Furthermore, this process is somewhat expensive and labor intensive and some banks have announced they will adopt it slowly. So that means your traditional paper checks and the electronic system will co-exist for a time.

Still, with Check 21 there is a greater risk you might bounce some checks. And with check-bouncing fees running anywhere from $15 to $30 per check – not to mention any additional late fees that might be tacked on – bouncing a check is something you definitely want to avoid.

First, keep your checkbook up-to-date. If your bank offers online banking (or a call-in number to let you check your balance as well as recent debits and credits), check it every day or so to monitor your balance. And don’t write checks unless you have the funds in your account.

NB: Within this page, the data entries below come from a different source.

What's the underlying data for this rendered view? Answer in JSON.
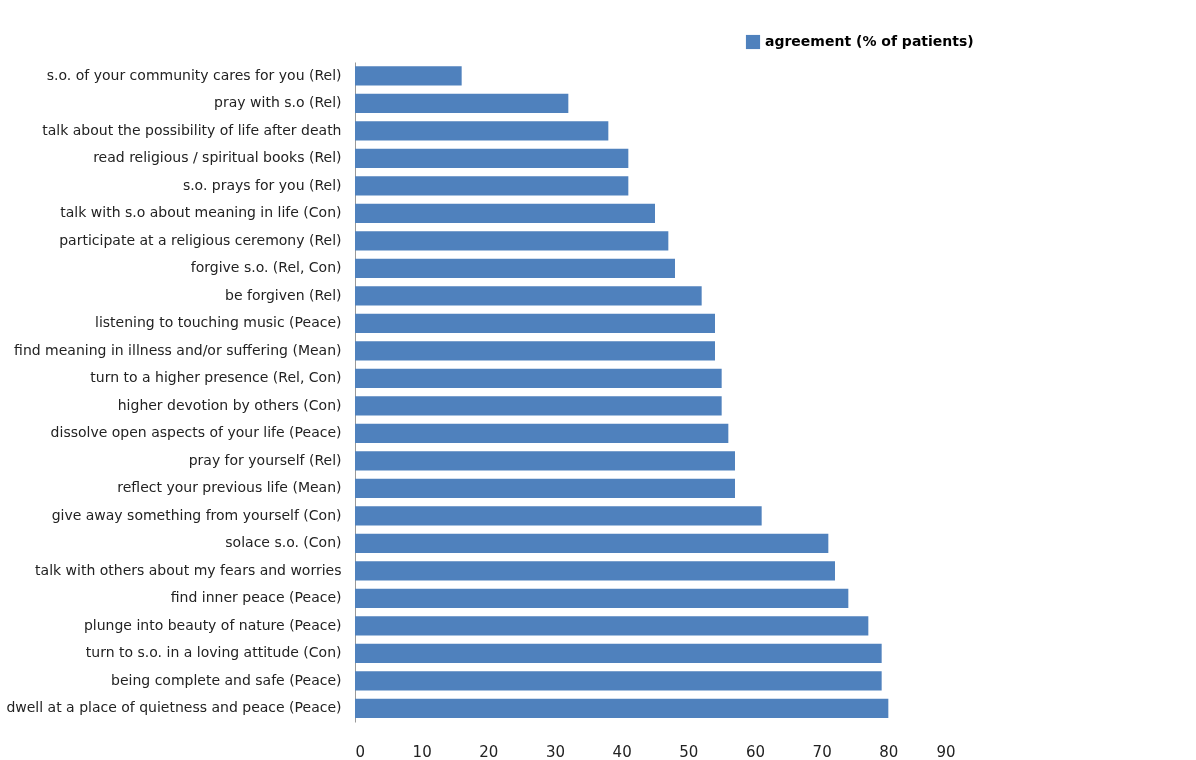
{
  "chart_data": {
    "type": "bar",
    "orientation": "horizontal",
    "categories": [
      "s.o. of your community cares for you (Rel)",
      "pray with s.o (Rel)",
      "talk about the possibility of life after death",
      "read religious / spiritual books (Rel)",
      "s.o. prays for you (Rel)",
      "talk with s.o about meaning in life (Con)",
      "participate at a religious ceremony (Rel)",
      "forgive s.o. (Rel, Con)",
      "be forgiven (Rel)",
      "listening to touching music (Peace)",
      "find meaning in illness and/or suffering (Mean)",
      "turn to a higher presence (Rel, Con)",
      "higher devotion by others (Con)",
      "dissolve open aspects of your life (Peace)",
      "pray for yourself (Rel)",
      "reflect your previous life (Mean)",
      "give away something from yourself (Con)",
      "solace s.o. (Con)",
      "talk with others about my fears and worries",
      "find inner peace (Peace)",
      "plunge into beauty of nature (Peace)",
      "turn to s.o. in a loving attitude (Con)",
      "being complete and safe (Peace)",
      "dwell at a place of quietness and peace (Peace)"
    ],
    "series": [
      {
        "name": "agreement (% of patients)",
        "color": "#4f81bd",
        "values": [
          16,
          32,
          38,
          41,
          41,
          45,
          47,
          48,
          52,
          54,
          54,
          55,
          55,
          56,
          57,
          57,
          61,
          71,
          72,
          74,
          77,
          79,
          79,
          80
        ]
      }
    ],
    "xlim": [
      0,
      90
    ],
    "xticks": [
      0,
      10,
      20,
      30,
      40,
      50,
      60,
      70,
      80,
      90
    ],
    "grid": false,
    "legend": "top right"
  }
}
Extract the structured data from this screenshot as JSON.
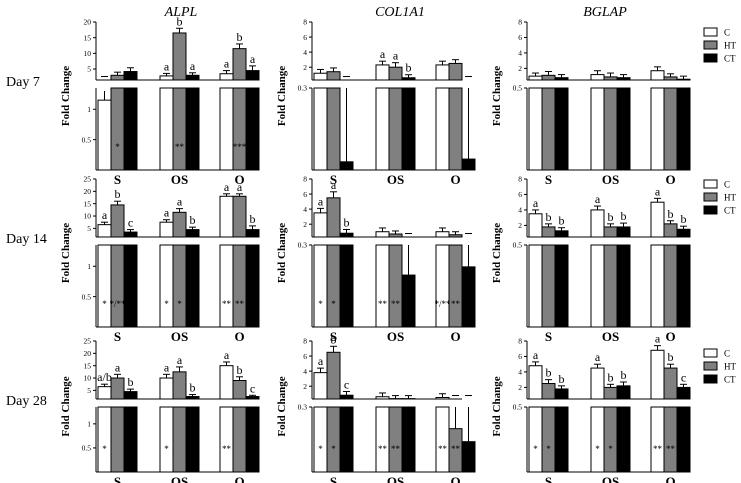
{
  "genes": [
    "ALPL",
    "COL1A1",
    "BGLAP"
  ],
  "rows": [
    "Day 7",
    "Day 14",
    "Day 28"
  ],
  "legend": [
    {
      "label": "C",
      "color": "#ffffff"
    },
    {
      "label": "HT",
      "color": "#808080"
    },
    {
      "label": "CT",
      "color": "#000000"
    }
  ],
  "chart_data": [
    {
      "type": "bar",
      "gene": "ALPL",
      "row": "Day 7",
      "ylabel": "Fold Change",
      "categories": [
        "S",
        "OS",
        "O"
      ],
      "upper": {
        "ticks": [
          "5",
          "10",
          "15",
          "20"
        ],
        "ylim": [
          1.5,
          20
        ]
      },
      "lower": {
        "ticks": [
          "0.5",
          "1"
        ],
        "ylim": [
          0,
          1.35
        ]
      },
      "series": [
        {
          "name": "C",
          "values": [
            1.15,
            2.8,
            3.5
          ],
          "err": [
            0.15,
            0.8,
            1.0
          ]
        },
        {
          "name": "HT",
          "values": [
            3.0,
            16.5,
            11.5
          ],
          "err": [
            1.0,
            1.5,
            1.5
          ]
        },
        {
          "name": "CT",
          "values": [
            4.2,
            3.0,
            4.5
          ],
          "err": [
            1.2,
            0.8,
            1.5
          ]
        }
      ],
      "letters": [
        [
          "",
          "",
          ""
        ],
        [
          "a",
          "b",
          "a"
        ],
        [
          "a",
          "b",
          "a"
        ]
      ],
      "stars": [
        [
          "",
          "*",
          ""
        ],
        [
          "",
          "**",
          ""
        ],
        [
          "",
          "***",
          ""
        ]
      ]
    },
    {
      "type": "bar",
      "gene": "COL1A1",
      "row": "Day 7",
      "ylabel": "Fold Change",
      "categories": [
        "S",
        "OS",
        "O"
      ],
      "upper": {
        "ticks": [
          "2",
          "4",
          "6",
          "8"
        ],
        "ylim": [
          0.3,
          8
        ]
      },
      "lower": {
        "ticks": [
          "0.3"
        ],
        "ylim": [
          0,
          0.3
        ]
      },
      "series": [
        {
          "name": "C",
          "values": [
            1.2,
            2.3,
            2.3
          ],
          "err": [
            0.5,
            0.5,
            0.5
          ]
        },
        {
          "name": "HT",
          "values": [
            1.4,
            2.0,
            2.5
          ],
          "err": [
            0.5,
            0.6,
            0.5
          ]
        },
        {
          "name": "CT",
          "values": [
            0.03,
            0.6,
            0.04
          ],
          "err": [
            0.4,
            0.4,
            0.4
          ]
        }
      ],
      "letters": [
        [
          "",
          "",
          ""
        ],
        [
          "a",
          "a",
          "b"
        ],
        [
          "",
          "",
          ""
        ]
      ],
      "stars": [
        [
          "",
          "",
          ""
        ],
        [
          "",
          "",
          ""
        ],
        [
          "",
          "",
          ""
        ]
      ]
    },
    {
      "type": "bar",
      "gene": "BGLAP",
      "row": "Day 7",
      "ylabel": "Fold Change",
      "categories": [
        "S",
        "OS",
        "O"
      ],
      "upper": {
        "ticks": [
          "2",
          "4",
          "6",
          "8"
        ],
        "ylim": [
          0.5,
          8
        ]
      },
      "lower": {
        "ticks": [
          "0.5"
        ],
        "ylim": [
          0,
          0.5
        ]
      },
      "series": [
        {
          "name": "C",
          "values": [
            1.0,
            1.2,
            1.7
          ],
          "err": [
            0.4,
            0.5,
            0.5
          ]
        },
        {
          "name": "HT",
          "values": [
            1.1,
            0.9,
            0.9
          ],
          "err": [
            0.5,
            0.5,
            0.4
          ]
        },
        {
          "name": "CT",
          "values": [
            0.8,
            0.8,
            0.6
          ],
          "err": [
            0.4,
            0.4,
            0.4
          ]
        }
      ],
      "letters": [
        [
          "",
          "",
          ""
        ],
        [
          "",
          "",
          ""
        ],
        [
          "",
          "",
          ""
        ]
      ],
      "stars": [
        [
          "",
          "",
          ""
        ],
        [
          "",
          "",
          ""
        ],
        [
          "",
          "",
          ""
        ]
      ]
    },
    {
      "type": "bar",
      "gene": "ALPL",
      "row": "Day 14",
      "ylabel": "Fold Change",
      "categories": [
        "S",
        "OS",
        "O"
      ],
      "upper": {
        "ticks": [
          "5",
          "10",
          "15",
          "20",
          "25"
        ],
        "ylim": [
          1.5,
          25
        ]
      },
      "lower": {
        "ticks": [
          "0.5",
          "1"
        ],
        "ylim": [
          0,
          1.35
        ]
      },
      "series": [
        {
          "name": "C",
          "values": [
            6.5,
            7.5,
            18.0
          ],
          "err": [
            1.0,
            1.0,
            1.0
          ]
        },
        {
          "name": "HT",
          "values": [
            14.5,
            11.5,
            18.0
          ],
          "err": [
            1.5,
            1.5,
            1.0
          ]
        },
        {
          "name": "CT",
          "values": [
            3.5,
            4.5,
            4.5
          ],
          "err": [
            1.0,
            1.0,
            1.5
          ]
        }
      ],
      "letters": [
        [
          "a",
          "b",
          "c"
        ],
        [
          "a",
          "a",
          "b"
        ],
        [
          "a",
          "a",
          "b"
        ]
      ],
      "stars": [
        [
          "*",
          "*/**",
          ""
        ],
        [
          "*",
          "*",
          ""
        ],
        [
          "**",
          "**",
          ""
        ]
      ]
    },
    {
      "type": "bar",
      "gene": "COL1A1",
      "row": "Day 14",
      "ylabel": "Fold Change",
      "categories": [
        "S",
        "OS",
        "O"
      ],
      "upper": {
        "ticks": [
          "2",
          "4",
          "6",
          "8"
        ],
        "ylim": [
          0.3,
          8
        ]
      },
      "lower": {
        "ticks": [
          "0.3"
        ],
        "ylim": [
          0,
          0.3
        ]
      },
      "series": [
        {
          "name": "C",
          "values": [
            3.5,
            1.0,
            1.0
          ],
          "err": [
            0.6,
            0.5,
            0.5
          ]
        },
        {
          "name": "HT",
          "values": [
            5.5,
            0.7,
            0.6
          ],
          "err": [
            0.8,
            0.4,
            0.4
          ]
        },
        {
          "name": "CT",
          "values": [
            0.8,
            0.19,
            0.22
          ],
          "err": [
            0.5,
            0.5,
            0.5
          ]
        }
      ],
      "letters": [
        [
          "a",
          "a",
          "b"
        ],
        [
          "",
          "",
          ""
        ],
        [
          "",
          "",
          ""
        ]
      ],
      "stars": [
        [
          "*",
          "*",
          ""
        ],
        [
          "**",
          "**",
          ""
        ],
        [
          "*/**",
          "**",
          ""
        ]
      ]
    },
    {
      "type": "bar",
      "gene": "BGLAP",
      "row": "Day 14",
      "ylabel": "Fold Change",
      "categories": [
        "S",
        "OS",
        "O"
      ],
      "upper": {
        "ticks": [
          "2",
          "4",
          "6",
          "8"
        ],
        "ylim": [
          0.5,
          8
        ]
      },
      "lower": {
        "ticks": [
          "0.5"
        ],
        "ylim": [
          0,
          0.5
        ]
      },
      "series": [
        {
          "name": "C",
          "values": [
            3.5,
            4.0,
            5.0
          ],
          "err": [
            0.5,
            0.5,
            0.5
          ]
        },
        {
          "name": "HT",
          "values": [
            1.8,
            1.8,
            2.2
          ],
          "err": [
            0.4,
            0.4,
            0.4
          ]
        },
        {
          "name": "CT",
          "values": [
            1.3,
            1.8,
            1.5
          ],
          "err": [
            0.4,
            0.5,
            0.4
          ]
        }
      ],
      "letters": [
        [
          "a",
          "b",
          "b"
        ],
        [
          "a",
          "b",
          "b"
        ],
        [
          "a",
          "b",
          "b"
        ]
      ],
      "stars": [
        [
          "",
          "",
          ""
        ],
        [
          "",
          "",
          ""
        ],
        [
          "",
          "",
          ""
        ]
      ]
    },
    {
      "type": "bar",
      "gene": "ALPL",
      "row": "Day 28",
      "ylabel": "Fold Change",
      "categories": [
        "S",
        "OS",
        "O"
      ],
      "upper": {
        "ticks": [
          "5",
          "10",
          "15",
          "20",
          "25"
        ],
        "ylim": [
          1.5,
          25
        ]
      },
      "lower": {
        "ticks": [
          "0.5",
          "1"
        ],
        "ylim": [
          0,
          1.35
        ]
      },
      "series": [
        {
          "name": "C",
          "values": [
            6.5,
            10.0,
            15.0
          ],
          "err": [
            1.0,
            1.5,
            1.5
          ]
        },
        {
          "name": "HT",
          "values": [
            10.0,
            12.5,
            9.0
          ],
          "err": [
            1.5,
            2.0,
            1.5
          ]
        },
        {
          "name": "CT",
          "values": [
            4.5,
            2.5,
            2.5
          ],
          "err": [
            1.0,
            0.8,
            0.5
          ]
        }
      ],
      "letters": [
        [
          "a/b",
          "a",
          "b"
        ],
        [
          "a",
          "a",
          "b"
        ],
        [
          "a",
          "b",
          "c"
        ]
      ],
      "stars": [
        [
          "*",
          "",
          ""
        ],
        [
          "*",
          "",
          ""
        ],
        [
          "**",
          "",
          ""
        ]
      ]
    },
    {
      "type": "bar",
      "gene": "COL1A1",
      "row": "Day 28",
      "ylabel": "Fold Change",
      "categories": [
        "S",
        "OS",
        "O"
      ],
      "upper": {
        "ticks": [
          "2",
          "4",
          "6",
          "8"
        ],
        "ylim": [
          0.3,
          8
        ]
      },
      "lower": {
        "ticks": [
          "0.3"
        ],
        "ylim": [
          0,
          0.3
        ]
      },
      "series": [
        {
          "name": "C",
          "values": [
            3.8,
            0.6,
            0.5
          ],
          "err": [
            0.6,
            0.5,
            0.5
          ]
        },
        {
          "name": "HT",
          "values": [
            6.5,
            0.35,
            0.2
          ],
          "err": [
            0.8,
            0.4,
            0.4
          ]
        },
        {
          "name": "CT",
          "values": [
            0.8,
            0.35,
            0.14
          ],
          "err": [
            0.5,
            0.4,
            0.5
          ]
        }
      ],
      "letters": [
        [
          "a",
          "b",
          "c"
        ],
        [
          "",
          "",
          ""
        ],
        [
          "",
          "",
          ""
        ]
      ],
      "stars": [
        [
          "*",
          "*",
          ""
        ],
        [
          "**",
          "**",
          ""
        ],
        [
          "**",
          "**",
          ""
        ]
      ]
    },
    {
      "type": "bar",
      "gene": "BGLAP",
      "row": "Day 28",
      "ylabel": "Fold Change",
      "categories": [
        "S",
        "OS",
        "O"
      ],
      "upper": {
        "ticks": [
          "2",
          "4",
          "6",
          "8"
        ],
        "ylim": [
          0.5,
          8
        ]
      },
      "lower": {
        "ticks": [
          "0.5"
        ],
        "ylim": [
          0,
          0.5
        ]
      },
      "series": [
        {
          "name": "C",
          "values": [
            4.8,
            4.5,
            6.8
          ],
          "err": [
            0.5,
            0.5,
            0.6
          ]
        },
        {
          "name": "HT",
          "values": [
            2.5,
            2.0,
            4.5
          ],
          "err": [
            0.5,
            0.4,
            0.5
          ]
        },
        {
          "name": "CT",
          "values": [
            1.8,
            2.2,
            2.0
          ],
          "err": [
            0.4,
            0.5,
            0.4
          ]
        }
      ],
      "letters": [
        [
          "a",
          "b",
          "b"
        ],
        [
          "a",
          "b",
          "b"
        ],
        [
          "a",
          "b",
          "c"
        ]
      ],
      "stars": [
        [
          "*",
          "*",
          ""
        ],
        [
          "*",
          "*",
          ""
        ],
        [
          "**",
          "**",
          ""
        ]
      ]
    }
  ]
}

Second, don’t rely on ATM receipts to give you an accurate picture. They’re usually not up-to-date with your latest transactions, giving you the false picture that you have more money in the bank than you really do.

Third, keep tabs on the spouse. If you have a joint-checking account, it’s imperative that you share any check writing or debit card adventures … or you’ll find yourself on a very expensive banking adventure.

For details on the law and what it does and does not cover, visit the Federal Reserve Board’s Web site at www.federalreserve.gov/paymentsystems/truncation/faqs.htm.

For information on how to protect yourself, visit the Consumers Union Web site at www.consumersunion.org/finance/ckclear1002.htm. Here you’ll learn what to do if something goes wrong in your checking account as well as general banking tips.

Finally, to get the basics from a consumer’s point of view, visit BankRate at www.bankrate.com/brm/news/chk/20040924a1.asp.